Geçen yıl, Nuri Bilge Ceylan'ın Yılmaz Erdoğan ile Bir Zamanlar Anadolu'da filminde çalışacağını öğrenince şaşırmadım desem yalan olur. İki ayrı dünyanın sinema insanları onlar. Ceylan, çektiği filmler Türkiye'de az izlense de, Edirne'nin ötesinde hayli heyecanla karşılanan, Cannes gibi dünyanın en önemli festivalinde sıkça boy gösteren, dünya çapında bir sinemacı. Erdoğan ise yurtiçinde filmleri çok fazla izlenen, daha konvansiyonel sinema yapan bir yönetmen. Ayrıca Türkiye'deki sinema ikliminde 'sanat filmi', 'seyirci filmi' gibi yapay ayrımlarda da farklı kutuplara düşen iki sinemacı söz konusu. Bir Zamanlar Anadolu'da bu iki sinemacıyı bir araya getirdi. Getirmekle de kalmadı, birlikte Cannes yolculuğuna çıkmalarına da vesile oldu. Ceylan, Cannes konusunda tercübeliydi. Ama bu macerada Yılmaz Erdoğan ilk defa 'resmen' Cannes'a katıldı ve kırmızı halıda yürüdü. Heyecanlıydı, ki bu çok normal. Bir Zamanlar Anadolu'da'yı ilk defa Cannes'da izledi. Ödül heyecanını yaşadı.
Yakın zamanda Bahman Ghobadi'nin Gergedan Mevsimi'nde de oynayan Erdoğan, bu aralar oyunculuğuyla gündemde. Ama aslında bu olanlar, onun sinema macerasında önemli değişimlerin sinyalleri. O, artık kendim yazarım, kendim çekerim ve yönetirim iddiasında değil. Kah oyuncu olarak bir filme dahil olabiliyor, kah yazdığı senaryoyu bir başkasının çekmesine izin veriyor. Yani yeteneklerini paylaşabiliyor.

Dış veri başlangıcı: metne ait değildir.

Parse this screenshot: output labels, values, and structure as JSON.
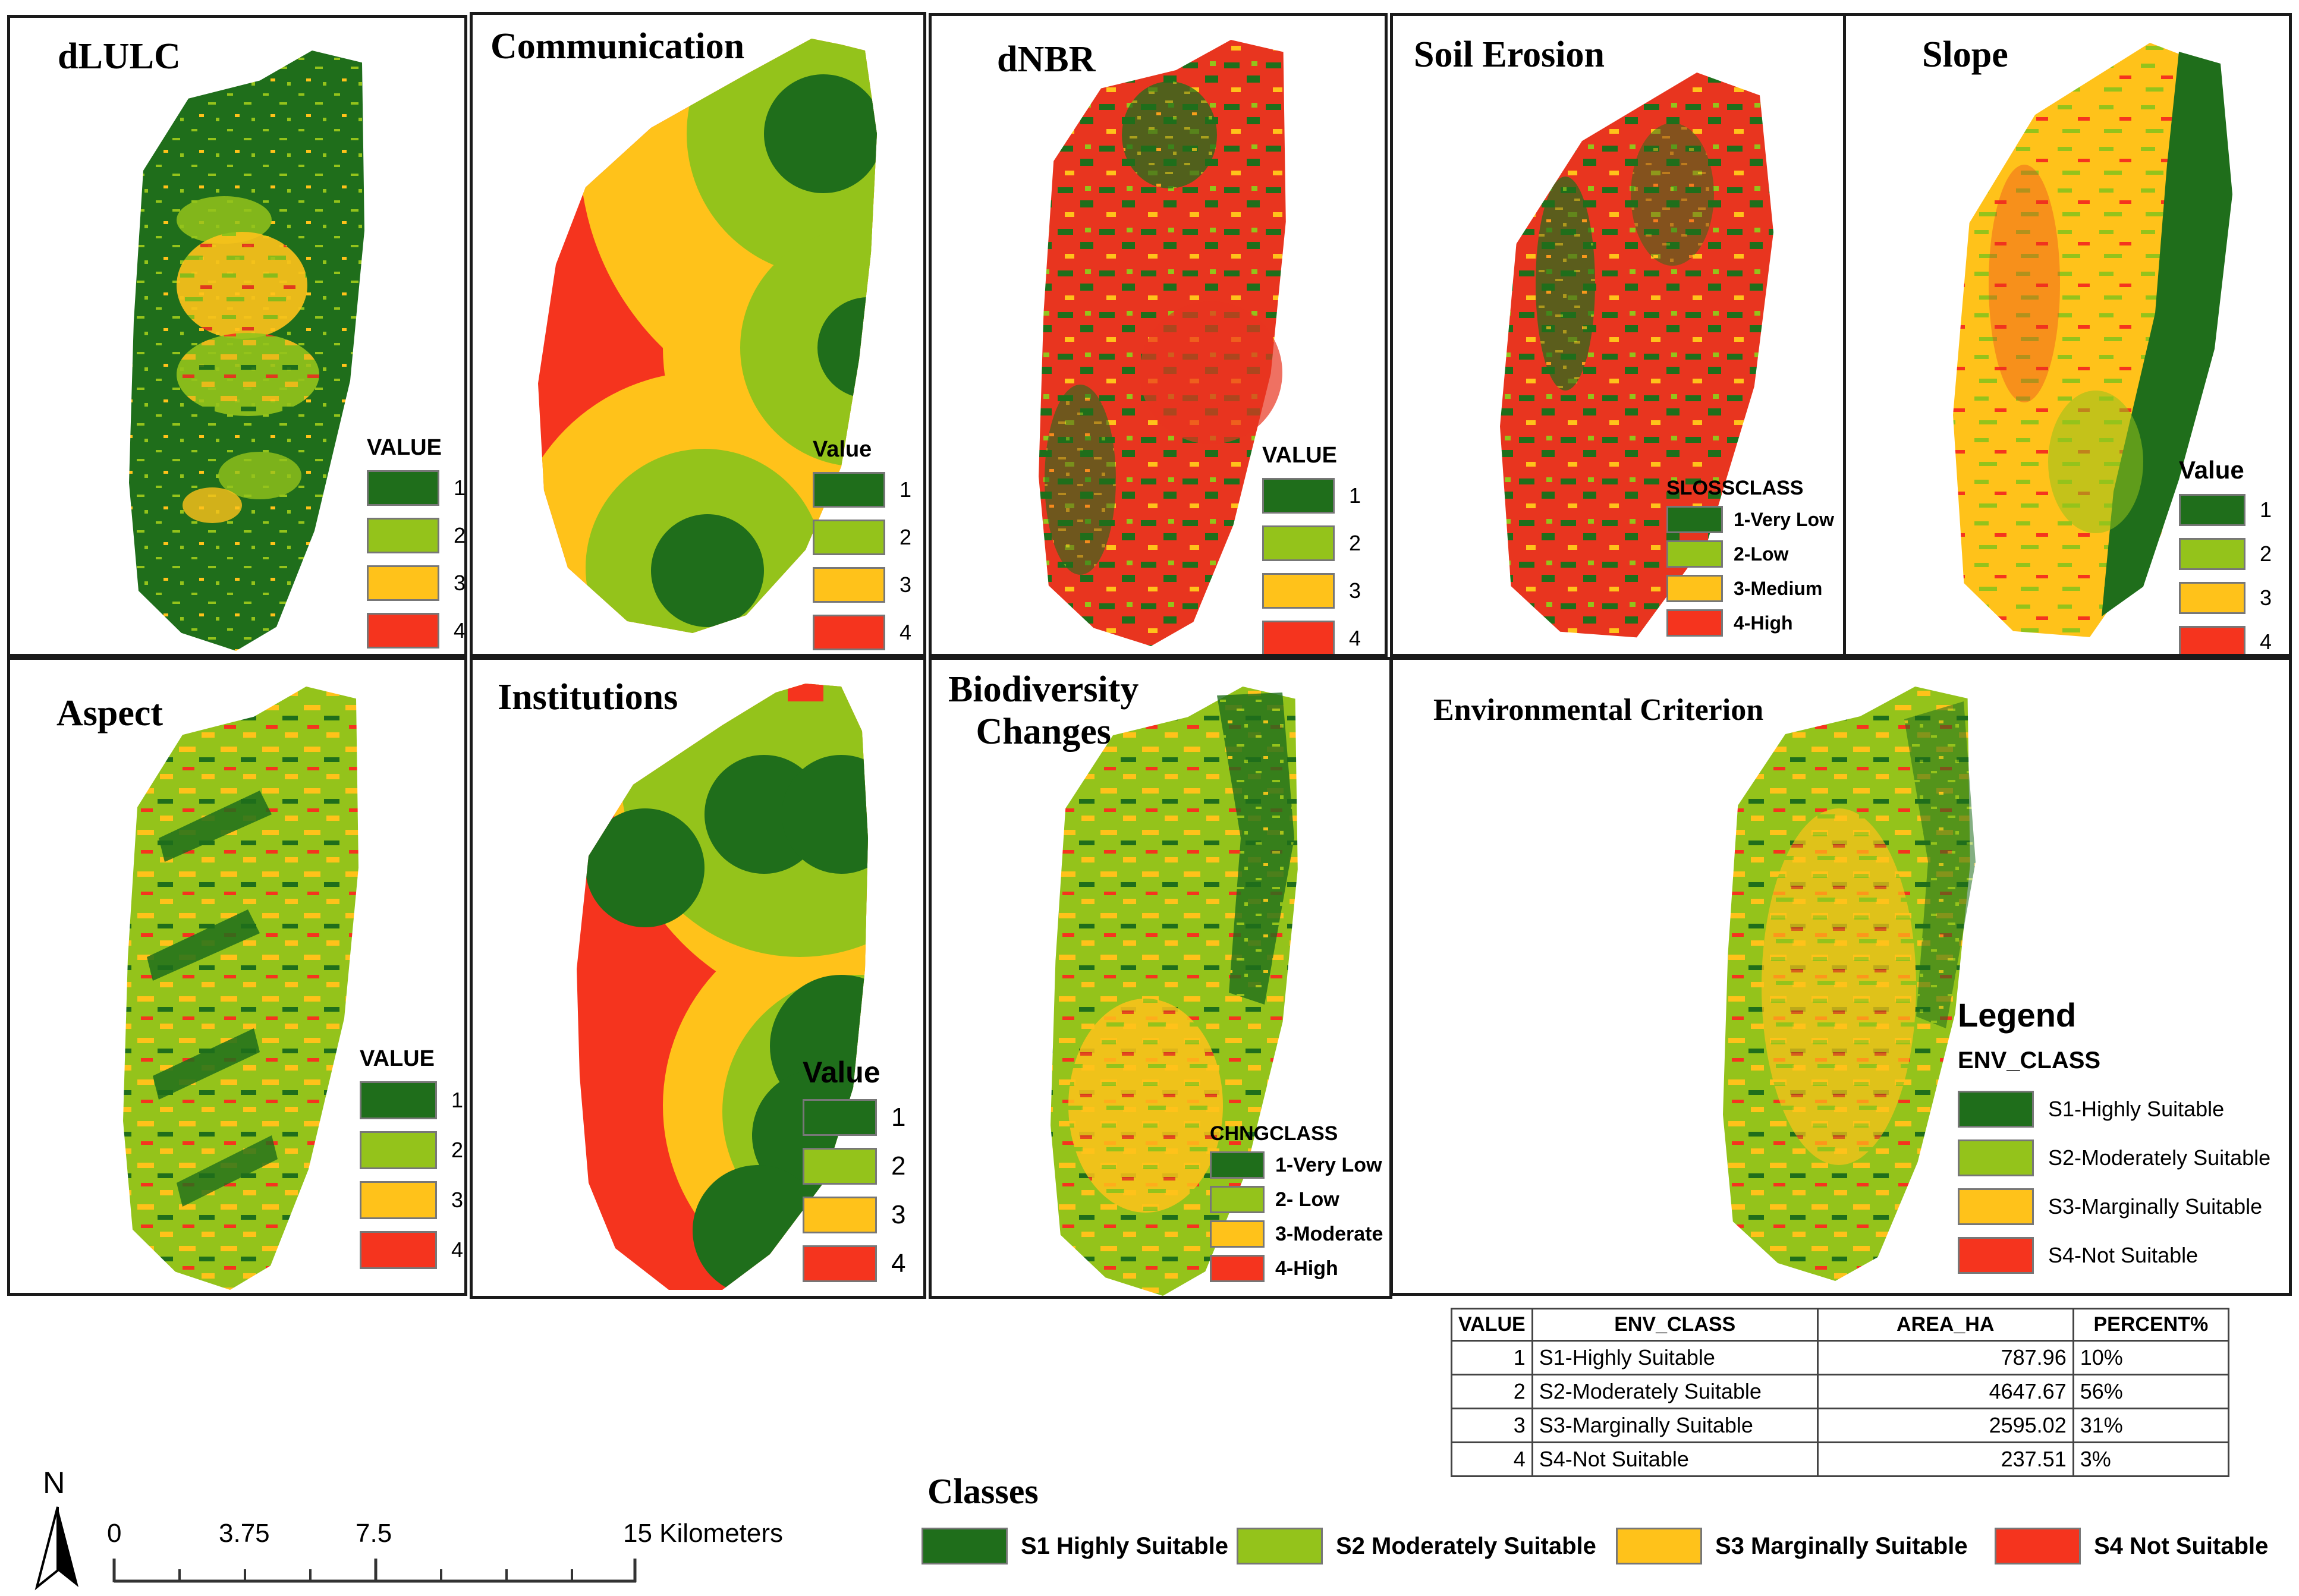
{
  "colors": {
    "c1": "#1f6e1b",
    "c2": "#94c31b",
    "c3": "#ffc21a",
    "c4": "#f5341e"
  },
  "panels": [
    {
      "id": "dlulc",
      "title": "dLULC",
      "legend_title": "VALUE",
      "items": [
        "1",
        "2",
        "3",
        "4"
      ]
    },
    {
      "id": "communication",
      "title": "Communication",
      "legend_title": "Value",
      "items": [
        "1",
        "2",
        "3",
        "4"
      ]
    },
    {
      "id": "dnbr",
      "title": "dNBR",
      "legend_title": "VALUE",
      "items": [
        "1",
        "2",
        "3",
        "4"
      ]
    },
    {
      "id": "soil-erosion",
      "title": "Soil Erosion",
      "legend_title": "SLOSSCLASS",
      "items": [
        "1-Very Low",
        "2-Low",
        "3-Medium",
        "4-High"
      ]
    },
    {
      "id": "slope",
      "title": "Slope",
      "legend_title": "Value",
      "items": [
        "1",
        "2",
        "3",
        "4"
      ]
    },
    {
      "id": "aspect",
      "title": "Aspect",
      "legend_title": "VALUE",
      "items": [
        "1",
        "2",
        "3",
        "4"
      ]
    },
    {
      "id": "institutions",
      "title": "Institutions",
      "legend_title": "Value",
      "items": [
        "1",
        "2",
        "3",
        "4"
      ]
    },
    {
      "id": "biodiversity",
      "title": "Biodiversity\nChanges",
      "title_line1": "Biodiversity",
      "title_line2": "Changes",
      "legend_title": "CHNGCLASS",
      "items": [
        "1-Very Low",
        "2- Low",
        "3-Moderate",
        "4-High"
      ]
    },
    {
      "id": "environmental",
      "title": "Environmental Criterion",
      "legend_heading": "Legend",
      "legend_title": "ENV_CLASS",
      "items": [
        "S1-Highly Suitable",
        "S2-Moderately Suitable",
        "S3-Marginally Suitable",
        "S4-Not Suitable"
      ]
    }
  ],
  "table": {
    "headers": [
      "VALUE",
      "ENV_CLASS",
      "AREA_HA",
      "PERCENT%"
    ],
    "rows": [
      [
        "1",
        "S1-Highly Suitable",
        "787.96",
        "10%"
      ],
      [
        "2",
        "S2-Moderately Suitable",
        "4647.67",
        "56%"
      ],
      [
        "3",
        "S3-Marginally Suitable",
        "2595.02",
        "31%"
      ],
      [
        "4",
        "S4-Not Suitable",
        "237.51",
        "3%"
      ]
    ]
  },
  "classes": {
    "title": "Classes",
    "items": [
      "S1 Highly Suitable",
      "S2 Moderately Suitable",
      "S3 Marginally Suitable",
      "S4 Not Suitable"
    ]
  },
  "scalebar": {
    "north": "N",
    "ticks": [
      "0",
      "3.75",
      "7.5",
      "15 Kilometers"
    ]
  }
}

Erdoğan'ın anlattığına göre, yönettiği Organize İşler'den sonra başlamış değişim. Tabii sinemaya bakışı da değişmiş. Nuri Bilge Ceylan'la çalışmasının da etkileri var üzerinde. Erdoğan, Cannes deneyimini, Nuri Bilge Ceylan ile olan serüvenini, sinema macerasındaki değişimi anlattı.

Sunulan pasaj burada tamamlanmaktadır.